Thursday, March 23, 2023

Pensions: Madrid wants to make employers and the wealthy pay

Increase the number of years taken into account, raise both the contributions of companies and the highest salaries, while encouraging the effective age of departures to be pushed back. This is the formula chosen by the Spanish government for its pension reform. The Minister of Social Security and Inclusion presented Friday to the social partners his project which, it seems, has already obtained the approval of Brussels.

Employers and unions have until Tuesday to study the file, but they have already spoken on the issue. The CEOE employers’ confederation rejects a plan “based on a general increase in contributions which will affect all workers, increase labor costs and jeopardize job creation”. This is a proposal “regressive all along the line, because it involves more years worked, more contributory effort and fewer pensions”, insists CEOE.

For their part, the unions have “positively” welcomed the government’s plan, and believe that it will make it possible to “consolidate the pension system, while reducing the inequalities suffered by women”.

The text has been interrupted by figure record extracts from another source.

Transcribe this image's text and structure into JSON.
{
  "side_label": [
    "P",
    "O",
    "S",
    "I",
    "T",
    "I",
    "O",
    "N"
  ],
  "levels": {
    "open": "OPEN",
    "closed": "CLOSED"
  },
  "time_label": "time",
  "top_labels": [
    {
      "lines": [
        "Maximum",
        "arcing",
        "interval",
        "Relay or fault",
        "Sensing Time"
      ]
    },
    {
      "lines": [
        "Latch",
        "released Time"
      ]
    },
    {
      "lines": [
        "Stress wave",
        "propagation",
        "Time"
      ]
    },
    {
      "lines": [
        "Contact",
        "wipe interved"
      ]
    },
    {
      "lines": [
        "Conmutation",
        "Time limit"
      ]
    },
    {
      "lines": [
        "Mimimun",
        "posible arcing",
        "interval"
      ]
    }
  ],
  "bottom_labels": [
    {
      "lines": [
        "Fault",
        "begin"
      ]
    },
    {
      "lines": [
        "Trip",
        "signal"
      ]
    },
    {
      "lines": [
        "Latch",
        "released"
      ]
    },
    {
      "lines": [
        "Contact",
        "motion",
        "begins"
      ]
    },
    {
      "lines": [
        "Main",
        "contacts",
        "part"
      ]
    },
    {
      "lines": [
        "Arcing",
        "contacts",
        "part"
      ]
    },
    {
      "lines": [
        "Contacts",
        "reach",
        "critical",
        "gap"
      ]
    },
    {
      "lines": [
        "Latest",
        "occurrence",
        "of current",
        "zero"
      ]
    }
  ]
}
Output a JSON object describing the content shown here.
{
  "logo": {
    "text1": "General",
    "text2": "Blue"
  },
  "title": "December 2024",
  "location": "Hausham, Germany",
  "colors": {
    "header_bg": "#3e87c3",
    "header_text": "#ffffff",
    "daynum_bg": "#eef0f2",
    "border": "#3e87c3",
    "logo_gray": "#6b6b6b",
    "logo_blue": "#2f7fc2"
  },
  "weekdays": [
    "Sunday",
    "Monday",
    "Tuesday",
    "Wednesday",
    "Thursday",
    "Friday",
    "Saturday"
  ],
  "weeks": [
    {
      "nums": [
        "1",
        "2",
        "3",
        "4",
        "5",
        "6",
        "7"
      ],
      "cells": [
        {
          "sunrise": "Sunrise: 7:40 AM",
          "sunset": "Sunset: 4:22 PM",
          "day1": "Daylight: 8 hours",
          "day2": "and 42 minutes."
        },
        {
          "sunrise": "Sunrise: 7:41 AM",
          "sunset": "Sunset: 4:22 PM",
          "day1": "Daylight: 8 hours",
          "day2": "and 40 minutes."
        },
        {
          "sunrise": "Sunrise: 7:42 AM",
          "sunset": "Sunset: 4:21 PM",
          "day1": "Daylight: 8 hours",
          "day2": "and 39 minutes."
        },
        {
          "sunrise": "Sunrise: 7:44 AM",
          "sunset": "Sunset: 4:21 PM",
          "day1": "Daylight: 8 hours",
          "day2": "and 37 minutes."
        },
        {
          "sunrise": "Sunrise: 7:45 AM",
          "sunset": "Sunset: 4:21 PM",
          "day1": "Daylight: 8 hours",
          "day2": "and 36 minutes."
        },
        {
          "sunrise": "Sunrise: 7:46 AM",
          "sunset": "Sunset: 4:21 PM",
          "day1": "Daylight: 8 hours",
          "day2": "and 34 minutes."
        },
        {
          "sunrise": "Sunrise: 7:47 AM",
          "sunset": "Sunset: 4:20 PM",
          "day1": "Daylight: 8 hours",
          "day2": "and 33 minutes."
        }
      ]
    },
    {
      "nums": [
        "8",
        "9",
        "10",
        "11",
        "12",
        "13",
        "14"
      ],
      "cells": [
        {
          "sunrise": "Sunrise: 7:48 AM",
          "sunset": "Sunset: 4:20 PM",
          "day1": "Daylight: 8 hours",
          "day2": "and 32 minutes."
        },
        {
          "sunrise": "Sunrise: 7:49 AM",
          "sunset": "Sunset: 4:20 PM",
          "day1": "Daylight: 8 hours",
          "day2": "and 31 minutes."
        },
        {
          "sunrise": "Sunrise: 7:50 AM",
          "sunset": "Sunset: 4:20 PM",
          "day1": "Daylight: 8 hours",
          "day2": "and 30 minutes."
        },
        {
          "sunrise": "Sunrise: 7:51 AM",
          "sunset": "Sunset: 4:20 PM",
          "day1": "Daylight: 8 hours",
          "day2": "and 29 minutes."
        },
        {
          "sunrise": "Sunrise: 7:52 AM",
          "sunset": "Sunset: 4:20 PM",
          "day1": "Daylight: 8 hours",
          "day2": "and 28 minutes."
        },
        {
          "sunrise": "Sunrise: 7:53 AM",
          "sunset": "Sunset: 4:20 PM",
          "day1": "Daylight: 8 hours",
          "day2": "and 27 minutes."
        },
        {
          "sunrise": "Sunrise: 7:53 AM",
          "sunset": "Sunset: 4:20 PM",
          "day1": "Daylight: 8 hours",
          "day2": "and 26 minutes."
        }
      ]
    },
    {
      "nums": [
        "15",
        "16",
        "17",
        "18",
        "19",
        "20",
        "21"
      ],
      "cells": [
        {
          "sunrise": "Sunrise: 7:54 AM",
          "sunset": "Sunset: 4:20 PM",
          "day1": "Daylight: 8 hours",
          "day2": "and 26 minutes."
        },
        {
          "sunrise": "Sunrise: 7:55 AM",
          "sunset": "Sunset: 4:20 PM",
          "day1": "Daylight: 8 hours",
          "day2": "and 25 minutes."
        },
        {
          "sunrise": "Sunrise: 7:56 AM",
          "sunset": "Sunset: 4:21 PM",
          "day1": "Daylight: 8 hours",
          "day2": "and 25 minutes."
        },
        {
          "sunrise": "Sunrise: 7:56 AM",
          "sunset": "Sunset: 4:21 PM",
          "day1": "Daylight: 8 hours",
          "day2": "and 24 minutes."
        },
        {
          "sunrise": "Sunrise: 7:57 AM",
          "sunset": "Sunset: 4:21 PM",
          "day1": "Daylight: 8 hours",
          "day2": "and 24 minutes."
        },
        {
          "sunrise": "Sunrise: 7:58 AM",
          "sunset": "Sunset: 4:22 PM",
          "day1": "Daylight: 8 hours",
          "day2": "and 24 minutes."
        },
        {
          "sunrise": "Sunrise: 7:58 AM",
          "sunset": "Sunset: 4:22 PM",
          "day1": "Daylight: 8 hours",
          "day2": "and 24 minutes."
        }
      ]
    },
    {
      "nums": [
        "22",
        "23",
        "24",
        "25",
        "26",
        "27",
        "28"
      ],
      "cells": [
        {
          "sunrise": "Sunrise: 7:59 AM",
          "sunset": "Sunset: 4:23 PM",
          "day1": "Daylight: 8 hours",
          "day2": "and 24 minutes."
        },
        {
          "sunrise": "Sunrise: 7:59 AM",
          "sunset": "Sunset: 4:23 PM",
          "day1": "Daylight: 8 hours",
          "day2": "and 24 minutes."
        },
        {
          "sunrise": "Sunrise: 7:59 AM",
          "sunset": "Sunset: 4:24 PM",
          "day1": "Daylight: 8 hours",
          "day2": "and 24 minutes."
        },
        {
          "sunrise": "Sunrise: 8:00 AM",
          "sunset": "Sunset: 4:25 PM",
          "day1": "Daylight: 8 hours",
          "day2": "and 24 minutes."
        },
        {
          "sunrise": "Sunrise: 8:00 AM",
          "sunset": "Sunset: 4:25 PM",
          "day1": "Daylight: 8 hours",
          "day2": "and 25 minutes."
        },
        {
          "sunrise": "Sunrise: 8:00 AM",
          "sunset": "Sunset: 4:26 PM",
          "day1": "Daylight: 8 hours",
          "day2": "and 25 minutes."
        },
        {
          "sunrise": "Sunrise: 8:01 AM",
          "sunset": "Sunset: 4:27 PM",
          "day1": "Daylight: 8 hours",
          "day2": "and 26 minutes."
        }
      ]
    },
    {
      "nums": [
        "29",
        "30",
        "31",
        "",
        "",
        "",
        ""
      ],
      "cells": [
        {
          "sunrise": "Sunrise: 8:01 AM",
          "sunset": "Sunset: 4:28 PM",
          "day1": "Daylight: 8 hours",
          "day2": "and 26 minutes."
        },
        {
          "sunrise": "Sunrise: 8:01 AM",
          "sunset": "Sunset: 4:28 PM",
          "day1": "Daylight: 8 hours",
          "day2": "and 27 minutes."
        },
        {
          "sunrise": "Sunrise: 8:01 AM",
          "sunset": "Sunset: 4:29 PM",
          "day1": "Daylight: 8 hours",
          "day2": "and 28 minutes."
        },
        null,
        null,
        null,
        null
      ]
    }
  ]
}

Solidarity effort of the highest salaries

The reform prepared by Madrid provides for a flexible calculation system which will allow up to 29 years of contributions to be taken into account, or else to be based on 27 years, by removing the two years which are the least favorable to employees. But the future retiree may also prefer to maintain the scale currently in force, calculated over the last 25 years. In case of doubt, the most favorable discount will be applied.

To face the demographic challenges, in a country where life expectancy is long and the birth rate among the lowest in Europe, Madrid is planning a new solidarity effort on the side of the highest earners, whose contributions are currently capped, with a 1% tax from 2025, which will increase by 0.25% per year to reach 6% in 2045.

Retire at age 67 by 2027

These announcements are the latest step in a pension reform that has been carried out in phases, in consultation with the social partners and with the various political forces, in order to guarantee its approval in Parliament. The overhaul of the system was one of the conditions set by Brussels for the release of the fourth phase of European funds. It is based on a timetable for the gradual extension of working life, which has been in place since 2013, to delay retirement from 65 to 67 by 2027.

The Minister of Social Security, in charge of the file, had already announced in 2021 a new bonus-malus system to discourage early retirement and reward those who continue their activity beyond the legal age.

Intergenerational equity mechanism

At the same time, it has also provided for an “intergenerational equity mechanism”, with an exceptional increase in social contributions until 2050, in order to bail out the pension fund.

Some experts are critical of the device. “Spain must increase its revenue to invest in education, housing or the fight against climate change, but not to avoid adapting the pension system to the new demographics”, estimates the economist José Ignacio. Conde-Ruiz, specialist in the question at the Fedea applied economics foundation.